# Is connectedness subspace invariant?

If $$X$$ is a topological space and $$Y$$ is a subspace of $$X$$, then is it true that any subset $$Z$$ of $$Y$$ which is connected in the topology of $$X$$, is also connected in the subspace topology of $$Y$$?

I believe it is not true.

Explanation: Consider $$X$$ to be the topological space $$\mathbb{R}$$ equipped with the cofinite topology. Let $$Y=\{1,2,3\}$$ and $$Z=\{1,2\}$$. Then the subspace topology on $$Y$$ is the discrete topology, as $$\{1\}=\{2,3\}^c\cap Y$$, and so on. Therefore, $$Z$$ is not connected in the subspace topology of $$Y$$. However $$Z$$ is connected in the topology of $$X$$, as any two open set in $$X$$ have non-empty intersection.

However, is my query true for metric spaces? If so, what property of a metric space ensures such a nicety?

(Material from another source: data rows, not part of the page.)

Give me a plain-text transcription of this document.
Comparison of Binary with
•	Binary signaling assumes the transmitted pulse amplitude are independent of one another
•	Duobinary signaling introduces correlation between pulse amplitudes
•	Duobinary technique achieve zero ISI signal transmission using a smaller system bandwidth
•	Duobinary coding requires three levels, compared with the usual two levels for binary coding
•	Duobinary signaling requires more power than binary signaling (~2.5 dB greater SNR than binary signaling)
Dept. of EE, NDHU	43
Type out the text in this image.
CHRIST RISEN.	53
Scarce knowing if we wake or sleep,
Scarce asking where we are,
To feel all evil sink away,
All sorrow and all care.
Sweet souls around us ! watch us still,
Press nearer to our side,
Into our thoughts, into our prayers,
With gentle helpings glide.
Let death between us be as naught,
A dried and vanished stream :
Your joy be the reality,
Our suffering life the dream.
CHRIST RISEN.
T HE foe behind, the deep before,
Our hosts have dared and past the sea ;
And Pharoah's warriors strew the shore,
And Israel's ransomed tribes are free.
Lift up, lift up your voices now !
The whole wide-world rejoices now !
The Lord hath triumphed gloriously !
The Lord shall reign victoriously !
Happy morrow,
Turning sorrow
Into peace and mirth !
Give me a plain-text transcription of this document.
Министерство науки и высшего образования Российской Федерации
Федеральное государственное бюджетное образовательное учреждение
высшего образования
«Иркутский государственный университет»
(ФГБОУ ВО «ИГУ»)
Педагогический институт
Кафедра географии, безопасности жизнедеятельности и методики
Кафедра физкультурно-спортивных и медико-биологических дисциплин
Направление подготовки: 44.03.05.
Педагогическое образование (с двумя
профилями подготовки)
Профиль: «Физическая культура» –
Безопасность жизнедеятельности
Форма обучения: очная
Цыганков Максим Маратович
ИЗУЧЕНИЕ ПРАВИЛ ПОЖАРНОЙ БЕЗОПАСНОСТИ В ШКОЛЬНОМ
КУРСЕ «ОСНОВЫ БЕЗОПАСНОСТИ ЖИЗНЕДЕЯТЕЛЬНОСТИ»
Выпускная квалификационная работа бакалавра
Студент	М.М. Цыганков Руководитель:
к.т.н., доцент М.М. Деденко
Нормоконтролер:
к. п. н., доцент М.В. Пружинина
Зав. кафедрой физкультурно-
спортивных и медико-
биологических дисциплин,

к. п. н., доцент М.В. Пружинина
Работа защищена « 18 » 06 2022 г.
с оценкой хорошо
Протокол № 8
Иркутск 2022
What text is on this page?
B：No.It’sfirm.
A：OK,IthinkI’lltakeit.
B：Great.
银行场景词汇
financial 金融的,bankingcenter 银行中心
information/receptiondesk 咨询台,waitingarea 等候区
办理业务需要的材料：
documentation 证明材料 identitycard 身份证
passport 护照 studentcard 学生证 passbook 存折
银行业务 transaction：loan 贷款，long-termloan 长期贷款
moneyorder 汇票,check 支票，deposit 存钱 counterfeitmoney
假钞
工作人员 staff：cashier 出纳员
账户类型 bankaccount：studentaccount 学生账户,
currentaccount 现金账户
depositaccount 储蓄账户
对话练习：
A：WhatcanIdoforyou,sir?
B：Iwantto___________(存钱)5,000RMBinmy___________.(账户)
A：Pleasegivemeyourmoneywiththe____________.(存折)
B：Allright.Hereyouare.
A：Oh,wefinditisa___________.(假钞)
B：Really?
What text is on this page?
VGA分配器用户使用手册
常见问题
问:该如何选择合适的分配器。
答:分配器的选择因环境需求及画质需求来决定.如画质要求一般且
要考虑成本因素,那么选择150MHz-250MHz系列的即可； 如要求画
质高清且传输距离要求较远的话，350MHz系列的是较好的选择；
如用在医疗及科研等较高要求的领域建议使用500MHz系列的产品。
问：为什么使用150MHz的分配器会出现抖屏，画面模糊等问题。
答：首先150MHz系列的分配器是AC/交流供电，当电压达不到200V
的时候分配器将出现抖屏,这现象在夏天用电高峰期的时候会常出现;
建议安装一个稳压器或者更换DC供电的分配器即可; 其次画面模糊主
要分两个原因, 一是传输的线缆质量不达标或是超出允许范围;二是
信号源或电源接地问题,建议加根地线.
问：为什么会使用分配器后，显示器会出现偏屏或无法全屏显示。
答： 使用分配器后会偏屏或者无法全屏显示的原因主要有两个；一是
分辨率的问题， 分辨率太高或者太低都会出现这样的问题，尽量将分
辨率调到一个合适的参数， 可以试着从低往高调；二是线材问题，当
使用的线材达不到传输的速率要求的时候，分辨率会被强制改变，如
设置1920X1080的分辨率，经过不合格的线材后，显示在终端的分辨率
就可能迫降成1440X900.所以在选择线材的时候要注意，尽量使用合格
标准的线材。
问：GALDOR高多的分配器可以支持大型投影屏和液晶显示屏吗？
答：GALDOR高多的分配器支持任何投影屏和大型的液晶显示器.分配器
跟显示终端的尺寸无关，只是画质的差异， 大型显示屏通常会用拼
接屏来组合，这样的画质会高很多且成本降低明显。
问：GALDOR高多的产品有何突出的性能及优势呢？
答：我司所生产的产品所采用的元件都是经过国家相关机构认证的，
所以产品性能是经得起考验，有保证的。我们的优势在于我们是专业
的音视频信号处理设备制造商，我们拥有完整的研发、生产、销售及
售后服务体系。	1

I think that you misunderstood the definition of connectedness: A subset of a topological space $$Z\subseteq X$$ is disconnected if it can be divided into two nonenmpty disjoint open in $$Z$$ sets $$A_1,A_2$$.

Recall that a set $$A_i\subseteq Z$$ is open in $$Z$$ if there is an open in $$X$$ set $$B_i$$ such that $$A_i=B_i\cap Z$$.

It is not required for the definition of connectedness that also the sets $$B_i$$ are disjoint.

It is of course a valid question (though not directly related with the definition of connectedness) whether a space $$X$$ has the property that in such cases you can always choose even $$B_i$$ to be disjoint.

If you only consider closed subsets $$Z$$ it happens that this is the case if and only if the space satisfies the $$T_4$$ separation axiom.

For arbitrary subsets $$Z$$, it holds if (and probably only if) the space satisfies even the $$T_5$$ separation axiom.

Metric spaces satisfy all $$T_i$$ separation axioms.